Specifically, for ResNets [16] we use the feature activations output by each stage’s last residual block.

We denote the output of these last residual blocks as {C2, C3, C4, C5} for conv2, conv3, conv4, and conv5 outputs, and note that they have strides of {4, 8, 16, 32} pixels with respect to the input image.

更多细节请看原文:特征金字塔FPN

MMdetection之FPN代码如下(文件位置:/mmdet/models/necks/fpn.py):

notice:此文章只以 faster_RCNN网络的角度来看,并未涉及其他额外卷积操作(如在retinaNet) 中,后续会进行补充。

import warnings

import torch.nn as nn
import torch.nn.functional as F
from mmcv.cnn import ConvModule, xavier_init
from mmcv.runner import auto_fp16

from ..builder import NECKS


@NECKS.register_module()
class FPN(nn.Module):
    r"""Feature Pyramid Network.

    This is an implementation of paper `Feature Pyramid Networks for Object
    Detection `_.

    Args:
        in_channels (List[int]): Number of input channels per scale.
        out_channels (int): Number of output channels (used at each scale)
        num_outs (int): Number of output scales.
        start_level (int): Index of the start input backbone level used to
            build the feature pyramid. Default: 0.
        end_level (int): Index of the end input backbone level (exclusive) to
            build the feature pyramid. Default: -1, which means the last level.
        add_extra_convs (bool | str): If bool, it decides whether to add conv
            layers on top of the original feature maps.
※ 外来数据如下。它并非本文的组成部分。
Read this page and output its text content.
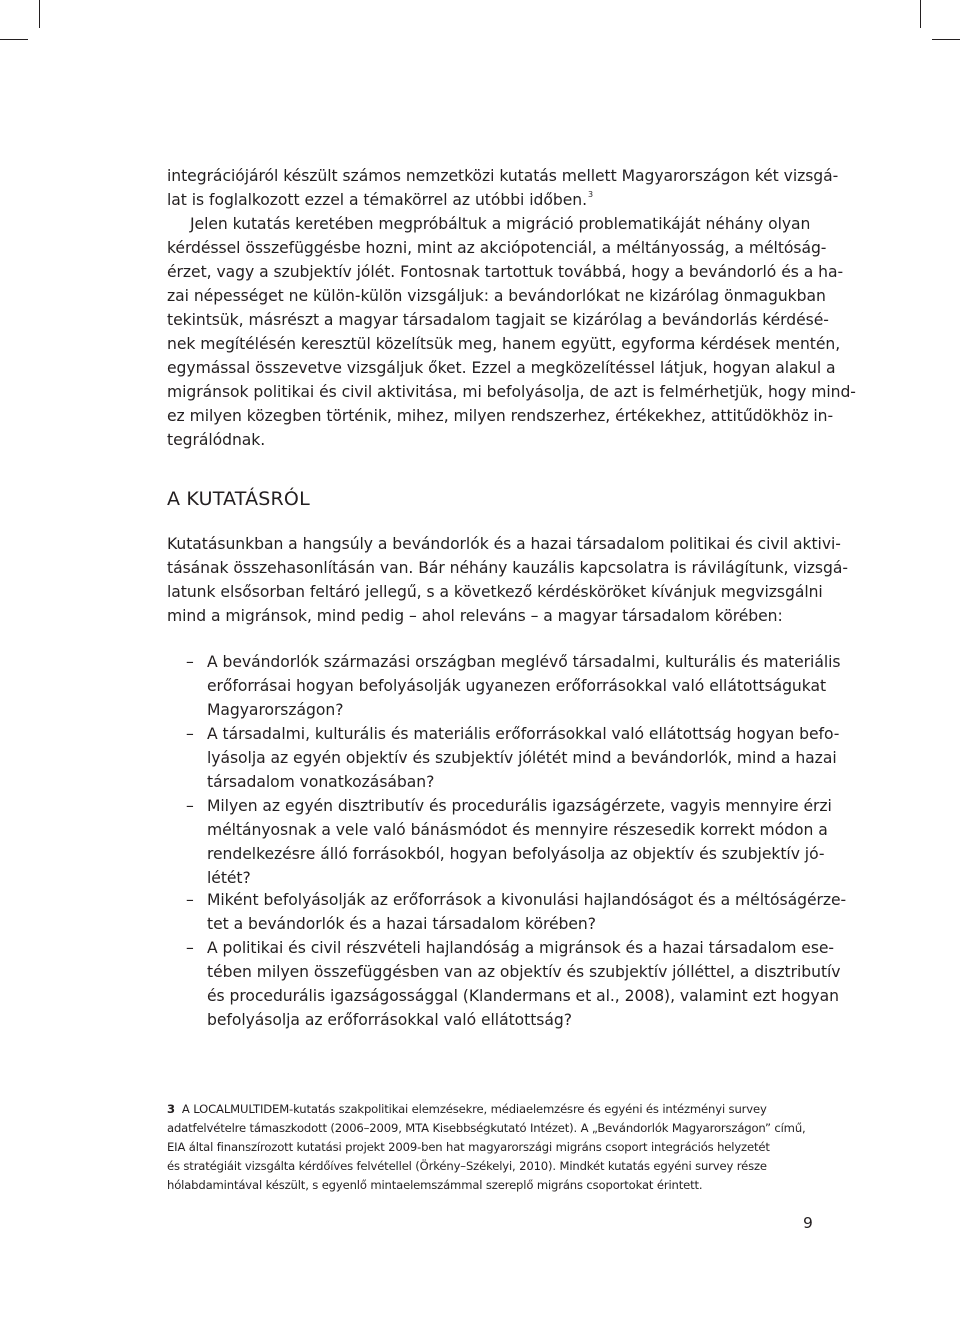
integrációjáról készült számos nemzetközi kutatás mellett Magyarországon két vizsgá-

lat is foglalkozott ezzel a témakörrel az utóbbi időben.$^3$

Jelen kutatás keretében megpróbáltuk a migráció problematikáját néhány olyan

kérdéssel összefüggésbe hozni, mint az akciópotenciál, a méltányosság, a méltóság-

érzet, vagy a szubjektív jólét. Fontosnak tartottuk továbbá, hogy a bevándorló és a ha-

zai népességet ne külön-külön vizsgáljuk: a bevándorlókat ne kizárólag önmagukban

tekintsük, másrészt a magyar társadalom tagjait se kizárólag a bevándorlás kérdésé-

nek megítélésén keresztül közelítsük meg, hanem együtt, egyforma kérdések mentén,

egymással összevetve vizsgáljuk őket. Ezzel a megközelítéssel látjuk, hogyan alakul a

migránsok politikai és civil aktivitása, mi befolyásolja, de azt is felmérhetjük, hogy mind-

ez milyen közegben történik, mihez, milyen rendszerhez, értékekhez, attitűdökhöz in-

tegrálódnak.

A KUTATÁSRÓL

Kutatásunkban a hangsúly a bevándorlók és a hazai társadalom politikai és civil aktivi-

tásának összehasonlításán van. Bár néhány kauzális kapcsolatra is rávilágítunk, vizsgá-

latunk elsősorban feltáró jellegű, s a következő kérdésköröket kívánjuk megvizsgálni

mind a migránsok, mind pedig – ahol releváns – a magyar társadalom körében:

– A bevándorlók származási országban meglévő társadalmi, kulturális és materiális

erőforrásai hogyan befolyásolják ugyanezen erőforrásokkal való ellátottságukat

Magyarországon?

– A társadalmi, kulturális és materiális erőforrásokkal való ellátottság hogyan befo-

lyásolja az egyén objektív és szubjektív jólétét mind a bevándorlók, mind a hazai

társadalom vonatkozásában?

– Milyen az egyén disztributív és procedurális igazságérzete, vagyis mennyire érzi

méltányosnak a vele való bánásmódot és mennyire részesedik korrekt módon a

rendelkezésre álló forrásokból, hogyan befolyásolja az objektív és szubjektív jó-

létét?

– Miként befolyásolják az erőforrások a kivonulási hajlandóságot és a méltóságérze-

tet a bevándorlók és a hazai társadalom körében?

– A politikai és civil részvételi hajlandóság a migránsok és a hazai társadalom ese-

tében milyen összefüggésben van az objektív és szubjektív jólléttel, a disztributív

és procedurális igazságossággal (Klandermans et al., 2008), valamint ezt hogyan

befolyásolja az erőforrásokkal való ellátottság?

3 A LOCALMULTIDEM-kutatás szakpolitikai elemzésekre, médiaelemzésre és egyéni és intézményi survey

adatfelvételre támaszkodott (2006–2009, MTA Kisebbségkutató Intézet). A „Bevándorlók Magyarországon” című,

EIA által finanszírozott kutatási projekt 2009-ben hat magyarországi migráns csoport integrációs helyzetét

és stratégiáit vizsgálta kérdőíves felvétellel (Örkény–Székelyi, 2010). Mindkét kutatás egyéni survey része

hólabdamintával készült, s egyenlő mintaelemszámmal szereplő migráns csoportokat érintett.

9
Default to False.
            If True, its actual mode is specified by `extra_convs_on_inputs`.
            If str, it specifies the source feature map of the extra convs.
            Only the following options are allowed

            - 'on_input': Last feat map of neck inputs (i.e. backbone feature).
            - 'on_lateral':  Last feature map after lateral convs.
            - 'on_output': The last output feature map after fpn convs.
        extra_convs_on_inputs (bool, deprecated): Whether to apply extra convs
            on the original feature from the backbone. If True,
            it is equivalent to `add_extra_convs='on_input'`. If False, it is
            equivalent to set `add_extra_convs='on_output'`. Default to True.
        relu_before_extra_convs (bool): Whether to apply relu before the extra
            conv. Default: False.
        no_norm_on_lateral (bool): Whether to apply norm on lateral.
            Default: False.
        conv_cfg (dict): Config dict for convolution layer. Default: None.
        norm_cfg (dict): Config dict for normalization layer. Default: None.
        act_cfg (str): Config dict for activation layer in ConvModule.
            Default: None.
        upsample_cfg (dict): Config dict for interpolate layer.
            Default: `dict(mode='nearest')`

    Example:
        >>> import torch
        >>> in_channels = [2, 3, 5, 7]
        >>> scales = [340, 170, 84, 43]
        >>> inputs = [torch.rand(1, c, s, s)
        ...           for c, s in zip(in_channels, scales)]
        >>> self = FPN(in_channels, 11, len(in_channels)).eval()
        >>> outputs = self.forward(inputs)
        >>> for i in range(len(outputs)):
        ...     print(f'outputs[{i}].shape = {outputs[i].shape}')
        outputs[0].shape = torch.Size([1, 11, 340, 340])
        outputs[1].shape = torch.Size([1, 11, 170, 170])
        outputs[2].shape = torch.Size([1, 11, 84, 84])
        outputs[3].shape = torch.Size([1, 11, 43, 43])
    """

    def __init__(self,
                 in_channels,
                 out_channels,
                 num_outs,
                 start_level=0,
                 end_level=-1,
                 add_extra_convs=False,
                 extra_convs_on_inputs=True,# 弃用,会转换为 add_extra_convs的值
                 relu_before_extra_convs=False,
                 no_norm_on_lateral=False,
                 conv_cfg=None,
                 norm_cfg=None,
                 act_cfg=None,
                 upsample_cfg=dict(mode='nearest')):
        super(FPN, self).__init__()
        assert isinstance(in_channels, list)
        self.in_channels = in_channels
        self.out_channels = out_channels
        self.num_ins = len(in_channels)
        self.num_outs = num_outs
        self.relu_before_extra_convs = relu_before_extra_convs
        self.no_norm_on_lateral = no_norm_on_lateral
        self.fp16_enabled = False
        self.upsample_cfg = upsample_cfg.copy()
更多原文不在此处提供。